Dans la première nouvelle, Le journal d'un fou, un petit fonctionnaire ministériel du nom de Propichtchine écrit son quotidien au jour le jour. Entre des considérations prosaïques sur son travail ou ses soirées solitaires, se glissent rapidement des éléments incongrus qui créent une brèche fatale dans le réel : il entend les chiens parler, il peut même lire leur correspondance... A partir du moment où il découvre que la femme aimée est sur le point de se marier, il sombre irrémédiablement dans la folie. Persuadé d'être le roi d'Espagne, il ne comprend pas pourquoi sa cour s'obstine à le malmener et lui faire subir des traitements de choc...
Dans Le portrait, Gogol nous offre une variante russe de ce thème fantastique si cher aux écrivains du XIXeme : Le tableau aux multiples pouvoirs - le visage si réel qu'il en est terrifiant, guidant son possesseur (ou bien est-ce son possédé) vers la fortune, mais à quel prix ?
Enfin, dans La Perspective Nevsky, c'est celui de l'amour fatal qui prend le relai.
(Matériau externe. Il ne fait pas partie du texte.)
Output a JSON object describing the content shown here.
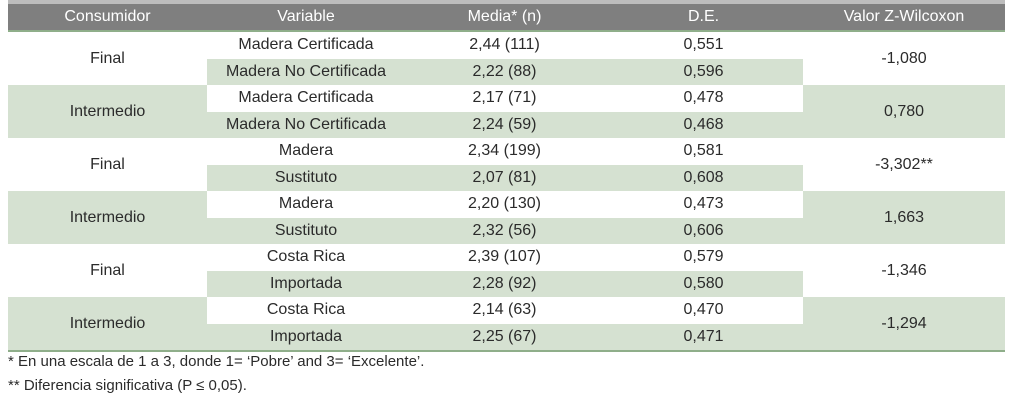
{
  "table": {
    "headers": [
      "Consumidor",
      "Variable",
      "Media* (n)",
      "D.E.",
      "Valor Z-Wilcoxon"
    ],
    "groups": [
      {
        "consumidor": "Final",
        "z": "-1,080",
        "rows": [
          {
            "variable": "Madera Certificada",
            "media": "2,44 (111)",
            "de": "0,551"
          },
          {
            "variable": "Madera No Certificada",
            "media": "2,22 (88)",
            "de": "0,596"
          }
        ]
      },
      {
        "consumidor": "Intermedio",
        "z": "0,780",
        "rows": [
          {
            "variable": "Madera Certificada",
            "media": "2,17 (71)",
            "de": "0,478"
          },
          {
            "variable": "Madera No Certificada",
            "media": "2,24 (59)",
            "de": "0,468"
          }
        ]
      },
      {
        "consumidor": "Final",
        "z": "-3,302**",
        "rows": [
          {
            "variable": "Madera",
            "media": "2,34 (199)",
            "de": "0,581"
          },
          {
            "variable": "Sustituto",
            "media": "2,07 (81)",
            "de": "0,608"
          }
        ]
      },
      {
        "consumidor": "Intermedio",
        "z": "1,663",
        "rows": [
          {
            "variable": "Madera",
            "media": "2,20 (130)",
            "de": "0,473"
          },
          {
            "variable": "Sustituto",
            "media": "2,32 (56)",
            "de": "0,606"
          }
        ]
      },
      {
        "consumidor": "Final",
        "z": "-1,346",
        "rows": [
          {
            "variable": "Costa Rica",
            "media": "2,39 (107)",
            "de": "0,579"
          },
          {
            "variable": "Importada",
            "media": "2,28 (92)",
            "de": "0,580"
          }
        ]
      },
      {
        "consumidor": "Intermedio",
        "z": "-1,294",
        "rows": [
          {
            "variable": "Costa Rica",
            "media": "2,14 (63)",
            "de": "0,470"
          },
          {
            "variable": "Importada",
            "media": "2,25 (67)",
            "de": "0,471"
          }
        ]
      }
    ]
  },
  "notes": {
    "note1": "* En una escala de 1 a 3, donde 1= ‘Pobre’ and 3= ‘Excelente’.",
    "note2": "** Diferencia significativa (P ≤ 0,05)."
  }
}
Le jeune peintre Piskariov suit un soir dans cette rue de St Pétersbourg, une jeune femme à l'allure délicieuse, à la beauté fascinante. Totalement saisi, il la suit mais cet éblouissement se mue en accablement lorsqu'elle se dévoile comme une vile prostituée. Dès lors, Piskariov s'évade dans le rêve et, avec l'aide de l'opium, se construit une autre réalité où cette douce présence est à l'image de son désir : pure, sensible et lumineuse, jusqu'à la chute mortelle.
Trois nouvelles ; trois thèmes phare du fantastique donc. Brillamment menées, elles plongent dans un univers suranné et hypnotique où le lecteur lui-même se doit d'être attentif, tant les méandres sont nombreux.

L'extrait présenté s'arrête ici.